A manager's only way to read the room was to walk it — every ten minutes, counting heads, guessing which group had been waiting, missing the table that just cleared. Sensor-based systems existed, but they meant drilling hardware into furniture nobody wanted to touch.
The brief: read table occupancy from the camera already on the ceiling. Detect when guests sit, track each table's state, time how long they've been there — and surface it all on one live screen, processed directly on the feed.
YOLO11 detects every person on the feed with per-detection confidence, and ByteTrack keeps a stable ID on each one across frames — so a guest leaning over isn't mistaken for a new arrival.

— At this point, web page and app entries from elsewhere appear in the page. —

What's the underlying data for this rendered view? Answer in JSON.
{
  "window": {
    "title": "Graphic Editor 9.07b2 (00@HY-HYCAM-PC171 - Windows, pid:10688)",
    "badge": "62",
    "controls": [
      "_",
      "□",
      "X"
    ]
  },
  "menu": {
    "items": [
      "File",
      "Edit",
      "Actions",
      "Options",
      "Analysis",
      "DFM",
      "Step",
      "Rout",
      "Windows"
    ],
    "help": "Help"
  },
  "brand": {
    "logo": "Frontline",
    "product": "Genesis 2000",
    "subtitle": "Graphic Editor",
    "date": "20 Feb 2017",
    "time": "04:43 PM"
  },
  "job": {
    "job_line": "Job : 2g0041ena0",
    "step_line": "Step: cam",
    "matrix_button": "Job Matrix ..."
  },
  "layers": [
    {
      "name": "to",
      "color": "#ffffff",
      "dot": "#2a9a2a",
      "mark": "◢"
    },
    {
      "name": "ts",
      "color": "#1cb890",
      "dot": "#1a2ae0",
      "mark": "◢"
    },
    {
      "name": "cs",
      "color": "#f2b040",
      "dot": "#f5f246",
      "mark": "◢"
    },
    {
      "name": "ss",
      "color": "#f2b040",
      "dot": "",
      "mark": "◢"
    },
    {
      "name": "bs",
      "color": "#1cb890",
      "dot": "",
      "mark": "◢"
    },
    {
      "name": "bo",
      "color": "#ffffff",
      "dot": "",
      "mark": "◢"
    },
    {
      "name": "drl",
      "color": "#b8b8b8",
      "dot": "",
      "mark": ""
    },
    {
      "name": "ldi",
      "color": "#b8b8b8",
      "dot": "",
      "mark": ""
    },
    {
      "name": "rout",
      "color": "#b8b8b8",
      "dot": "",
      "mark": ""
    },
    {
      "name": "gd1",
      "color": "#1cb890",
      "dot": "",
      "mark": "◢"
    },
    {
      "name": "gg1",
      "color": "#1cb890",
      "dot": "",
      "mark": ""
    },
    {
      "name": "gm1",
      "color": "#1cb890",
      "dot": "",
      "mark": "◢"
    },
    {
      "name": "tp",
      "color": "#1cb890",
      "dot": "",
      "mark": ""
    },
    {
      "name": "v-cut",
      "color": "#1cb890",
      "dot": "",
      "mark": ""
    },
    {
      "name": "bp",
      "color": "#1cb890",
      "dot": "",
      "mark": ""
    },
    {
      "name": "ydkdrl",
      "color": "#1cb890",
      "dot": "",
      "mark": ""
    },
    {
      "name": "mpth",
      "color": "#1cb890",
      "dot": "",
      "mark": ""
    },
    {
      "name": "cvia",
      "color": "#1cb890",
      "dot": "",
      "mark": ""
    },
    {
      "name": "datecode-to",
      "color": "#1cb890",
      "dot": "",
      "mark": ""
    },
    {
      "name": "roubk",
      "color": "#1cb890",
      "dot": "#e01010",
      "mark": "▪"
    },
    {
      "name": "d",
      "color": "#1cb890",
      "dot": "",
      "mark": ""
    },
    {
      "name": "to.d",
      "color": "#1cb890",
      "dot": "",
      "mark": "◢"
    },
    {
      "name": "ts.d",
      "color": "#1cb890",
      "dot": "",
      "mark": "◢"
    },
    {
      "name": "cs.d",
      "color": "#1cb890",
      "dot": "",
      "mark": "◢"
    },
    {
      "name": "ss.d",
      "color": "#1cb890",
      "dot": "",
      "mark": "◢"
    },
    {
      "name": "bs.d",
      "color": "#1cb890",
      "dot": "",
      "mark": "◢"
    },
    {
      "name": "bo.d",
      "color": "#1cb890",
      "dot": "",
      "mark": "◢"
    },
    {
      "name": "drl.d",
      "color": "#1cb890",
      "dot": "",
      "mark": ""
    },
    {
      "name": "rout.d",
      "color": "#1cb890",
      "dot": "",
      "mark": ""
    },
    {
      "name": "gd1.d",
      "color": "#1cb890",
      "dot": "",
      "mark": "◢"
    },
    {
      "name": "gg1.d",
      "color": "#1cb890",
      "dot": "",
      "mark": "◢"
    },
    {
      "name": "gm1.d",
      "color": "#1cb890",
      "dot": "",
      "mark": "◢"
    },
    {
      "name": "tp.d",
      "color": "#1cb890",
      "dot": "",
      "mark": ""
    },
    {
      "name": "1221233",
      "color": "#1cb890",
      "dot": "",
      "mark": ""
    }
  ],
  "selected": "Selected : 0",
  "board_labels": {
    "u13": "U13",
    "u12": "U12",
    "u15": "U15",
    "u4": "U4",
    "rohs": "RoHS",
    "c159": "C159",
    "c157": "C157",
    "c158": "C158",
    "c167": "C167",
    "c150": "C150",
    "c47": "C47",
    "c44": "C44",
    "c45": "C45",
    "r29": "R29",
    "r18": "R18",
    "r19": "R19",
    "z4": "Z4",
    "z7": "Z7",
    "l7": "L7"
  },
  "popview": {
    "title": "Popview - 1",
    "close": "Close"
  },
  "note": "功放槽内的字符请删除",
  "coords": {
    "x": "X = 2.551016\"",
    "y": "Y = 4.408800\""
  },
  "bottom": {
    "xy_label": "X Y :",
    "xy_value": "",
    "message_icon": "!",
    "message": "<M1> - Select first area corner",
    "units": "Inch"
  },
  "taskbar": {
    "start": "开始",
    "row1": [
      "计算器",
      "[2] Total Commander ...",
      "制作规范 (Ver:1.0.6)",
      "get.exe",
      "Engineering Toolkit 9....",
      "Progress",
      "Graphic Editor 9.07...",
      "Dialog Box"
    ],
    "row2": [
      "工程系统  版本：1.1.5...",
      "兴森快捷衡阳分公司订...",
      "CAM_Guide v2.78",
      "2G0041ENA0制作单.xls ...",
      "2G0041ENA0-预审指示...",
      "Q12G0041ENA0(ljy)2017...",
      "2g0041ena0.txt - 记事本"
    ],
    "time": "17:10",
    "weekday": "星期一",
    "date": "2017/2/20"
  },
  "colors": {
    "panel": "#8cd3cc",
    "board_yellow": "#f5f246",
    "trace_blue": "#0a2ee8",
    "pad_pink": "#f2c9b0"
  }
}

Each table is drawn once as a polygon ROI mapped to the camera's perspective. A detection inside a zone marks that table occupied; the system runs a per-table state machine — Free → Occupied → Alert.
A live sidebar shows all seven tables, their state, total persons detected, and dwell time per group — counting from the second they sat. Tables that pass the wait threshold raise an alert, rendered straight onto the feed with OpenCV.
I used to walk the floor every ten minutes. Now one screen tells me which tables are free, which are occupied, and which group's been waiting too long — without me moving.
Every table mapped as a polygon zone on a single overhead feed — occupancy, dwell time, and alerts, all read from one frame.
No table sensors, no IoT install, no wiring. The system runs on the camera the restaurant already had on the ceiling.
Detection, tracking, zone logic, and dashboard rendering all run at frame rate — state changes show the instant they happen.
Live dashboard, detection overlay, and zone map — the full CV pipeline visible in one monitoring screen.